I also enjoyed the evil Hans of the original Die Hard, the Sheriff of Nottingham in Robin Hood: Prince of Thieves (the long-haired, bearded look was quite fetching), and the tempted married man in Love, Actually. One of my favorite of his performances was as the pioneering white heart surgeon working in partnership with a black technician in the segregated South in the HBO movie Something the Lord Made. This film was fascinating for many reasons, including its look into the world of medical research in the first half of the last century, where talented persons without medical degrees or even college degrees in some instances worked in an apprentice-like system where opportunities arose out of professional associations and relationships rather than degrees and resumes. He was great as the arrogant, driven medical academic, oblivious to anything outside his own ivory tower (including the very real discrimination, financial hardship and exclusion from recognition his apprentice experienced). Rickman conveyed as well that the obliviousness was in part because his characters saw no barriers between himself and his apprentice, color or otherwise -- he saw only the astonishing work they were able to do together.

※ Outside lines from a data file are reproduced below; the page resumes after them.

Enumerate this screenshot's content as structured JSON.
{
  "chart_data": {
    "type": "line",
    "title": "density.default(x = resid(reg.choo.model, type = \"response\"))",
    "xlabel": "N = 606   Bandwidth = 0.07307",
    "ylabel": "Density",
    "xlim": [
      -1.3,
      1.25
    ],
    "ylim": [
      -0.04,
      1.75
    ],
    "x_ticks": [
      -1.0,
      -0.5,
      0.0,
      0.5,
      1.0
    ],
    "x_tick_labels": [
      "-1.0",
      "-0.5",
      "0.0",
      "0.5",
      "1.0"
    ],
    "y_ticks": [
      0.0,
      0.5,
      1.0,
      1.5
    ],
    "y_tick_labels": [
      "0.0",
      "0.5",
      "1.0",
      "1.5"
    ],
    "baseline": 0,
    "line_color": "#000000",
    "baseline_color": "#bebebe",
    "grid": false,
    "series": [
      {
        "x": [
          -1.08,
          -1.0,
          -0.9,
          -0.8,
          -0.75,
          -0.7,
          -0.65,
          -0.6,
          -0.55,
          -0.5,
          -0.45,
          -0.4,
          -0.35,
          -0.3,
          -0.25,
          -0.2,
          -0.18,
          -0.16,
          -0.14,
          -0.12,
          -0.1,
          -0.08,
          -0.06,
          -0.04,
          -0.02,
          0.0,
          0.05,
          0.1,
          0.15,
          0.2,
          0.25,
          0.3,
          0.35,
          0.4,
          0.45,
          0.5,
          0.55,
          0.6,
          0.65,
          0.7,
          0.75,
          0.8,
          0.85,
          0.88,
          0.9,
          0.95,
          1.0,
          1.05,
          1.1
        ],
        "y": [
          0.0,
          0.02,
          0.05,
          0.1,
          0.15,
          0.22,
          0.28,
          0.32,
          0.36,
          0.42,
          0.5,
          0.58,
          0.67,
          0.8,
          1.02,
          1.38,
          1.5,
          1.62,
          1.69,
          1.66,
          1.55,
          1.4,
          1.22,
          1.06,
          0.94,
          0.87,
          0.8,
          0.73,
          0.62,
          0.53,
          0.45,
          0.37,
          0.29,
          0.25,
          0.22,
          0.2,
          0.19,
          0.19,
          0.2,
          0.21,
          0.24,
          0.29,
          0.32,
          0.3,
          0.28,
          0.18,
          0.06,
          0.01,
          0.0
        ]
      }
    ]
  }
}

And he was in movies with Ralph Fiennes and Johnny Depp. And Kate Winslet, and several with Emma Thompson.

10. Liev Schreiber. My boyfriend looks a bit like him, so I'm biased.

That said, Schreiber is one of those presences that's so commanding he's hard not to notice. As much as I like Viggo Mortensen and as much as he was a great goyische adonis, I found Schreiber's character in A Walk on the Moon so sympathetic, well-meaning and charming that I wanted to slap Diane Lane a la Cher in Moonstruck and tell her to snap out of it. He made a character that easily could have been typed a soulless nebbish into just a good guy trying to do his best; his tragic flaw was spending too much time as a responsible breadwinner and not enough being an exciting and romantic lover. He can also play the opposite; as in the slick, married playboy of The Painted Veil.

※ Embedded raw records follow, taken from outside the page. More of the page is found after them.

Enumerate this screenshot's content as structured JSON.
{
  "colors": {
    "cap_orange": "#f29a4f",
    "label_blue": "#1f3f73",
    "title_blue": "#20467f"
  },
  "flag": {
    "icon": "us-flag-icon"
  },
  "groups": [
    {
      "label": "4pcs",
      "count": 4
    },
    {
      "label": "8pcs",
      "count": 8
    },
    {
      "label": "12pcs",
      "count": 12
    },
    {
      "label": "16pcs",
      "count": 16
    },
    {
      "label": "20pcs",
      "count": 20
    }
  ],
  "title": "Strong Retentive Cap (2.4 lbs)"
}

As Orson Welles, he had a difficult task. It's one thing to play someone larger than life who is fictional and entirely another if that person was real. And yet, he not only pulled it off, he did so in spades. I also appreciated his peformances in The Manchurian Candidate and The Sum of All Fears. I'd love to see him on stage.

Alas, there can be only ten. If I didn't stop here, I'd be having my chocolate lava cake and eating it, too.